Being on time for appointments is a sign of courteous consideration for other people. On Wednesday this week the House of Lords were shocked by a Minister resigning for being two minutes late.

Lord Bates is a Minister at the Treasury and the Department of International Development, roles he fills without salary. He was due to answer a question from Baroness Lister and the Conservative Whip, Lord Lester, had to answer on his behalf. 

Lord Bates offered his apology for being late and said “I am thoroughly ashamed at not being in my place and therefore I shall be offering my resignation to the Prime Minister. During the five years of which it has been my privilege to answer questions from this despatch box on behalf of the Government I have always believed that we rise to the highest possible standards of courtesy and respect in responding on behalf of the Government to the legitimate questions of the legislature”. He then left the chamber as other Peers sought to stop him.

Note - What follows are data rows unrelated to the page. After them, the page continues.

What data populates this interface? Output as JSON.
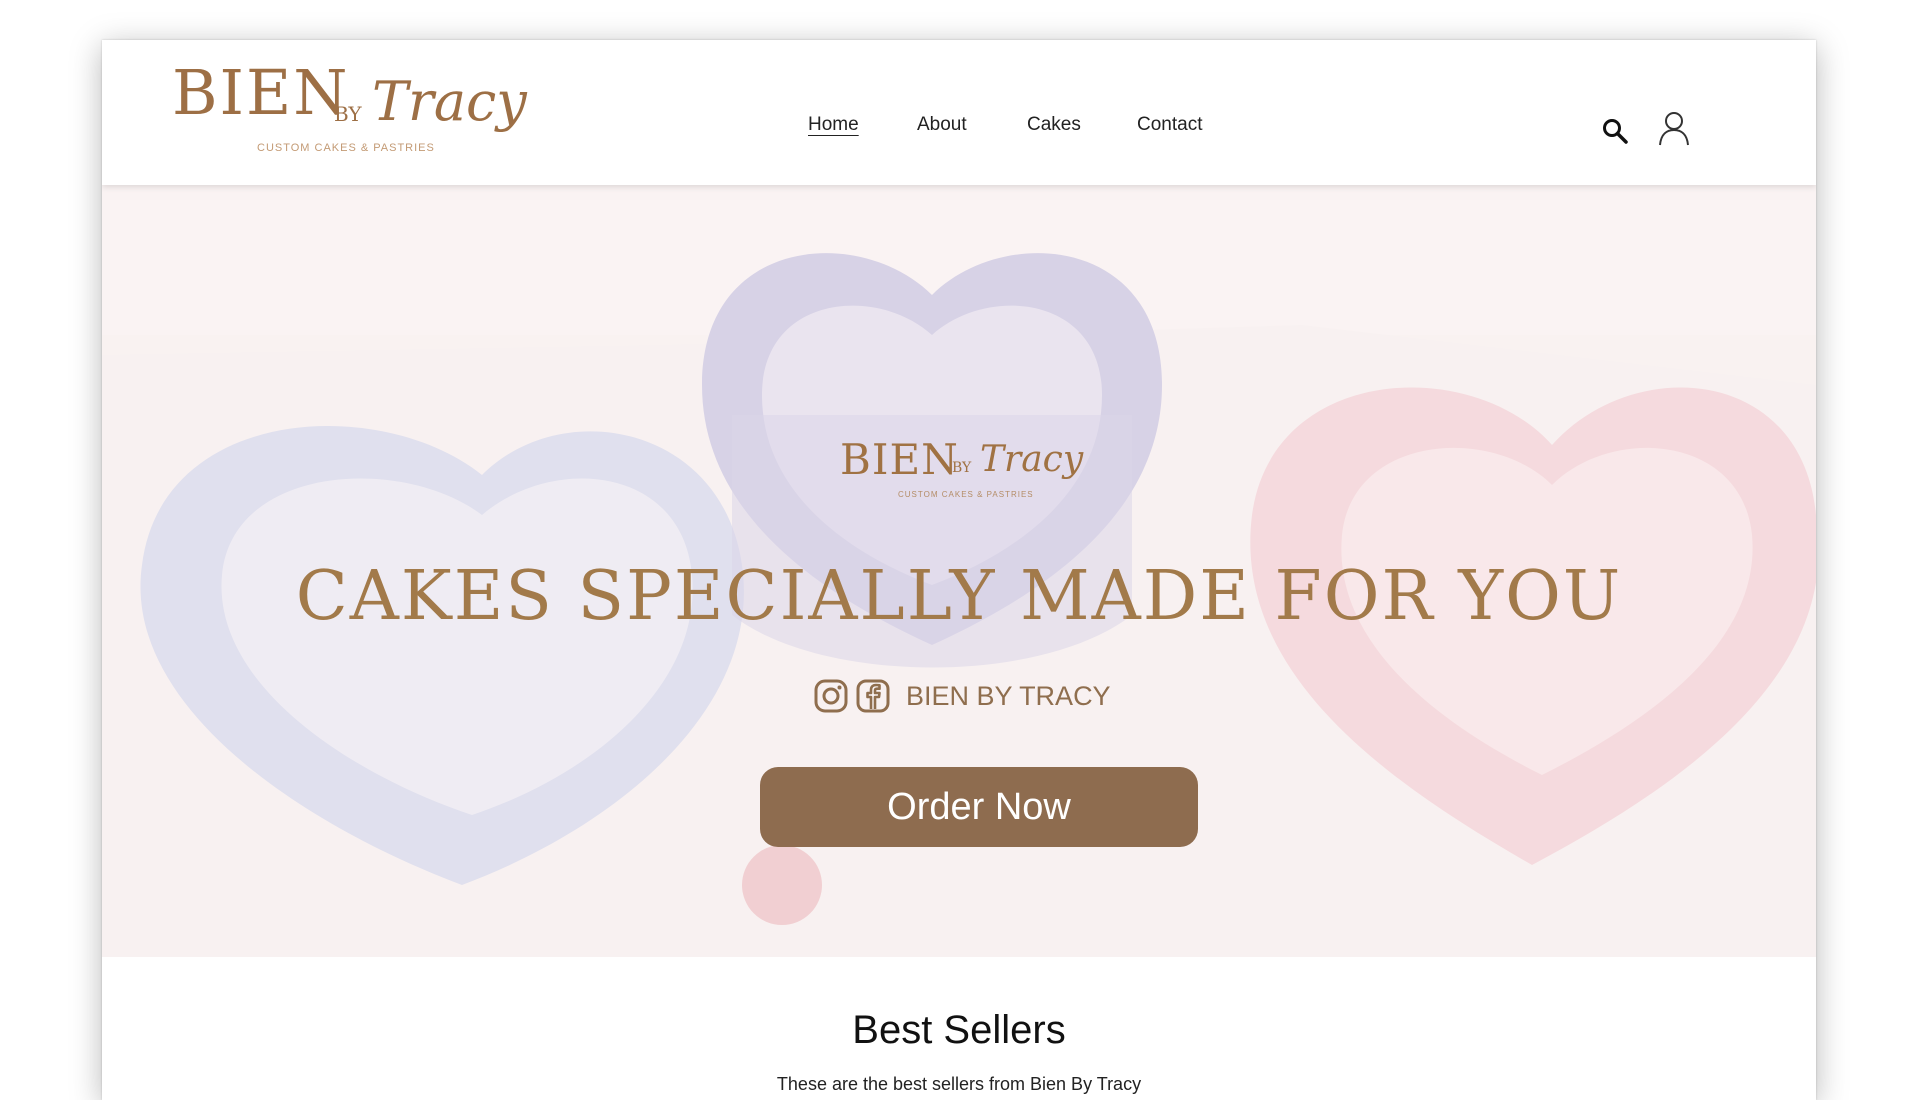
{
  "brand": {
    "logo_main": "BIEN",
    "logo_by": "BY",
    "logo_script": "Tracy",
    "logo_tagline": "CUSTOM CAKES & PASTRIES",
    "color": "#9d6f45"
  },
  "nav": {
    "items": [
      {
        "label": "Home",
        "active": true
      },
      {
        "label": "About",
        "active": false
      },
      {
        "label": "Cakes",
        "active": false
      },
      {
        "label": "Contact",
        "active": false
      }
    ]
  },
  "header_icons": [
    "search-icon",
    "user-icon"
  ],
  "hero": {
    "logo_main": "BIEN",
    "logo_by": "BY",
    "logo_script": "Tracy",
    "logo_tagline": "CUSTOM CAKES & PASTRIES",
    "title": "CAKES SPECIALLY MADE FOR YOU",
    "social_icons": [
      "instagram-icon",
      "facebook-icon"
    ],
    "social_handle": "BIEN BY TRACY",
    "cta_label": "Order Now",
    "cta_color": "#8e6c4f"
  },
  "best_sellers": {
    "title": "Best Sellers",
    "subtitle": "These are the best sellers from Bien By Tracy"
  }
}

His lateness was a consequence of a timetable change. The Lords were debating the second reading of the European Union (Withdrawal) Bill and so many Peers wanted to speak that the House met at 10.00 a.m. rather than 3.00 p.m.  Lord Bates seems to have forgotten this and expected Questions to start shortly after Prayers at 3.00. Prayers were said at 10.00 so business began promptly at 3.00.

The Labour Peer, Baroness Smith, said Lord Bates did not need to resign for the “minor discourtesy” and all that was needed was an apology which he had made. His resignation has been refused and the Prime Minister’s spokesperson said “As a hardworking and diligent minister, it is typical of his approach that he takes his responsibilities to Parliament so seriously. He has received support from across the House and we are pleased that he has decided to continue in his important roles.”

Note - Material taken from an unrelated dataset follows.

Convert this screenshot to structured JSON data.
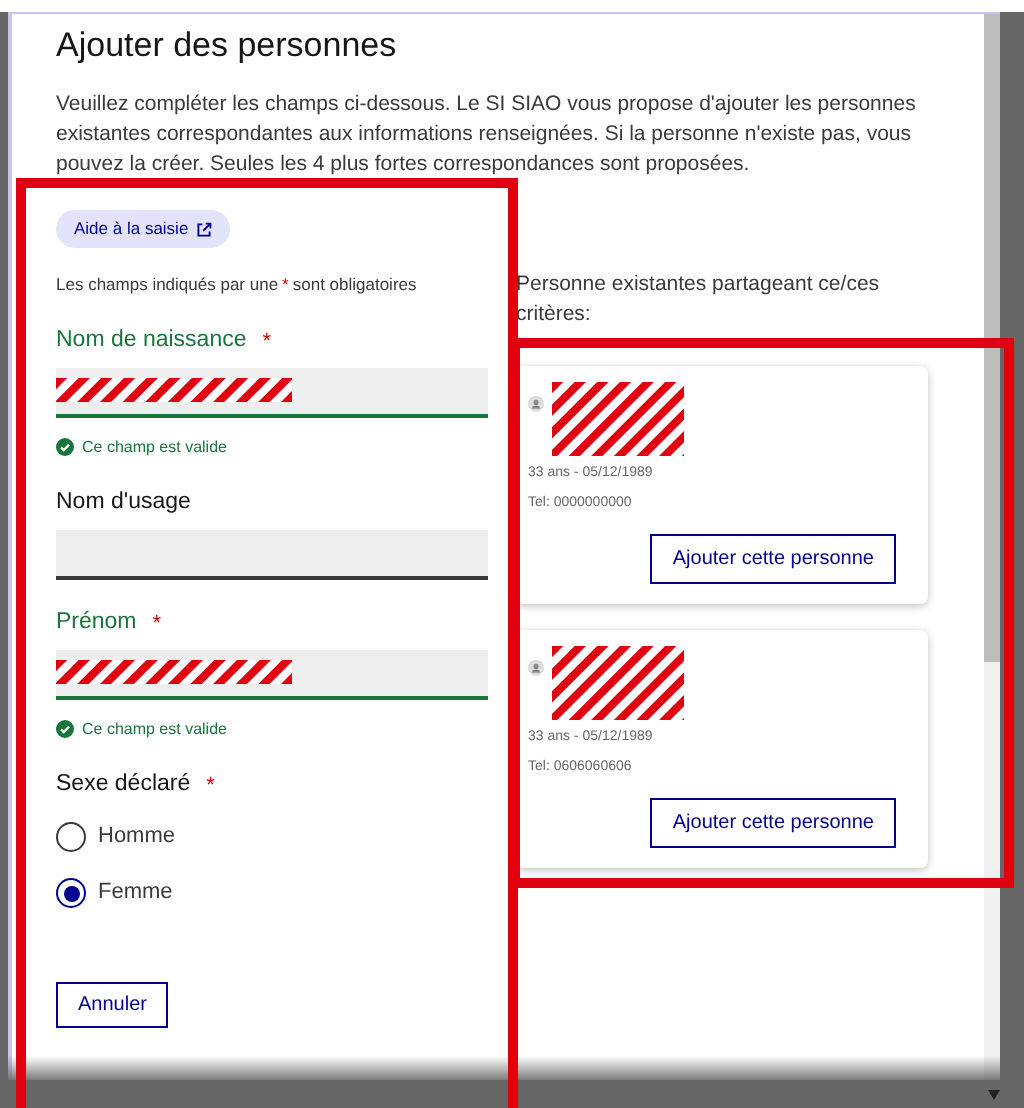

It might help to understand Lord Bates response to his mistake to know that he is a committed Christian. Before the 2012 London Olympics he walked nearly 2000 miles from Mount Olympus to the Stratford Olympic arena to promote the Olympic Truce for peoples and nations at war. In 2016 he walked from Buenos Aires to Rio before the Olympic Games there and raised £250,000 in sponsorship for UNICEF. He obviously takes his faith very seriously.

So how seriously do I take my faith in the way I show respect to other people? Being late for meetings shows a lack of respect unless it is caused by factors beyond one’s control. St Peter urges us to “show proper respect to everyone: Love the brotherhood of believers, fear God , honour the King” Michael Bates takes that seriously, do we?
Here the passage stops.